This is a quickie post! One of the things people getting into doing websites is that they mess up their ways of working by developing straight into production. Back in the days this often meant FTP, making changes locally on files and then copying the files into production.
There is however a big problem with this way of working: production site is optimized for production use! This means there are things like caching that come into your way. You might end up doing some silly things like disabling caching on your production .htaccess
file, or something similar.
The above is solving the wrong issue. What you should instead consider is how you do your work. Instead of developing straight into production (and then having problems) you should isolate your development from production.
To do this there are multiple ways. One way is to have a local production environment. However this has one downfall: you may need to gain access to it from your phone for testing things out. So, while most of your development can happen on your local machine there are times you need to opt-out. But how?
One solution is to use services like Codepen: instead of trying our your new stuff in production you can write the stuff you need to experiment with in isolation. This way you can even develop and debug on your phone! It is possible to plug or connect a keyboard to your phone.
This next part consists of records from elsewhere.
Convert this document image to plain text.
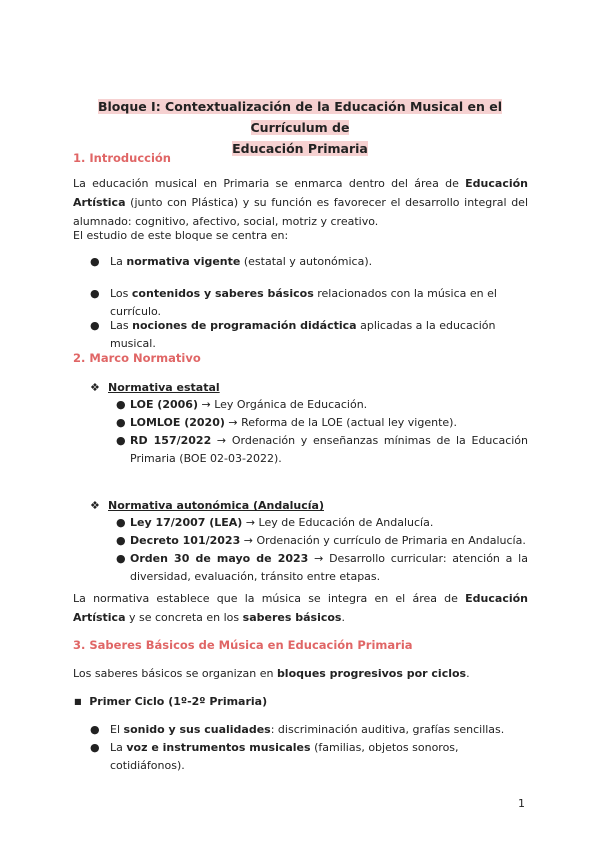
Bloque I: Contextualización de la Educación Musical en el Currículum de
Educación Primaria
1. Introducción
La educación musical en Primaria se enmarca dentro del área de Educación Artística (junto con Plástica) y su función es favorecer el desarrollo integral del alumnado: cognitivo, afectivo, social, motriz y creativo.
El estudio de este bloque se centra en:
● La normativa vigente (estatal y autonómica).
● Los contenidos y saberes básicos relacionados con la música en el currículo.
● Las nociones de programación didáctica aplicadas a la educación musical.
2. Marco Normativo
❖ Normativa estatal
● LOE (2006) → Ley Orgánica de Educación.
● LOMLOE (2020) → Reforma de la LOE (actual ley vigente).
● RD 157/2022 → Ordenación y enseñanzas mínimas de la Educación Primaria (BOE 02-03-2022).
❖ Normativa autonómica (Andalucía)
● Ley 17/2007 (LEA) → Ley de Educación de Andalucía.
● Decreto 101/2023 → Ordenación y currículo de Primaria en Andalucía.
● Orden 30 de mayo de 2023 → Desarrollo curricular: atención a la diversidad, evaluación, tránsito entre etapas.
La normativa establece que la música se integra en el área de Educación Artística y se concreta en los saberes básicos.
3. Saberes Básicos de Música en Educación Primaria
Los saberes básicos se organizan en bloques progresivos por ciclos.
■ Primer Ciclo (1º-2º Primaria)
● El sonido y sus cualidades: discriminación auditiva, grafías sencillas.
● La voz e instrumentos musicales (familias, objetos sonoros, cotidiáfonos).
1
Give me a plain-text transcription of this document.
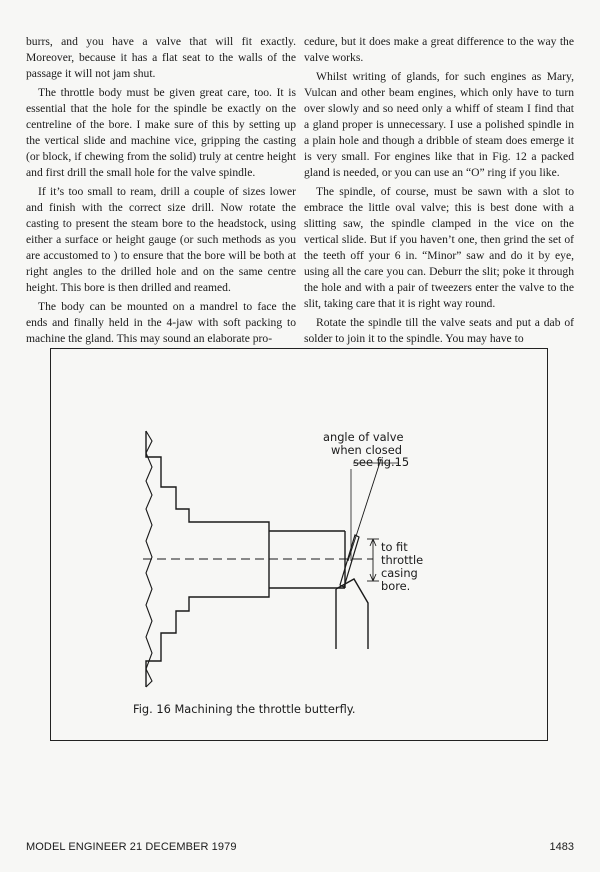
burrs, and you have a valve that will fit exactly. Moreover, because it has a flat seat to the walls of the passage it will not jam shut.

The throttle body must be given great care, too. It is essential that the hole for the spindle be exactly on the centreline of the bore. I make sure of this by setting up the vertical slide and machine vice, gripping the casting (or block, if chewing from the solid) truly at centre height and first drill the small hole for the valve spindle.

If it’s too small to ream, drill a couple of sizes lower and finish with the correct size drill. Now rotate the casting to present the steam bore to the headstock, using either a surface or height gauge (or such methods as you are accustomed to ) to ensure that the bore will be both at right angles to the drilled hole and on the same centre height. This bore is then drilled and reamed.

The body can be mounted on a mandrel to face the ends and finally held in the 4-jaw with soft packing to machine the gland. This may sound an elaborate pro-

cedure, but it does make a great difference to the way the valve works.

Whilst writing of glands, for such engines as Mary, Vulcan and other beam engines, which only have to turn over slowly and so need only a whiff of steam I find that a gland proper is unnecessary. I use a polished spindle in a plain hole and though a dribble of steam does emerge it is very small. For engines like that in Fig. 12 a packed gland is needed, or you can use an “O” ring if you like.

The spindle, of course, must be sawn with a slot to embrace the little oval valve; this is best done with a slitting saw, the spindle clamped in the vice on the vertical slide. But if you haven’t one, then grind the set of the teeth off your 6 in. “Minor” saw and do it by eye, using all the care you can. Deburr the slit; poke it through the hole and with a pair of tweezers enter the valve to the slit, taking care that it is right way round.

Rotate the spindle till the valve seats and put a dab of solder to join it to the spindle. You may have to

angle of valve
when closed
see fig.15
to fit
throttle
casing
bore.
Fig. 16 Machining the throttle butterfly.
MODEL ENGINEER 21 DECEMBER 1979	1483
Another alternative is to go for frameworks. Tools like Astro and publish to Vercel lets you skip a lot of the issues and complexity related to development vs production, such as the caching problem. Astro provides it's own local development environment, and you can also build a production static site locally and then serve it with for example npx http-server public
. While there is some initial learning curve to Astro and Vercel they also let you avoid getting neck deep into some other topics when you're focusing in just getting things done.
So what to learn from here? Always consider your ways of working before solving problems by writing more code. If you're making a new feature or learning some new cool CSS and you're still not sure if things work ok in a multitude of different browsers, experiment in isolation! It saves you time and allows fast iteration.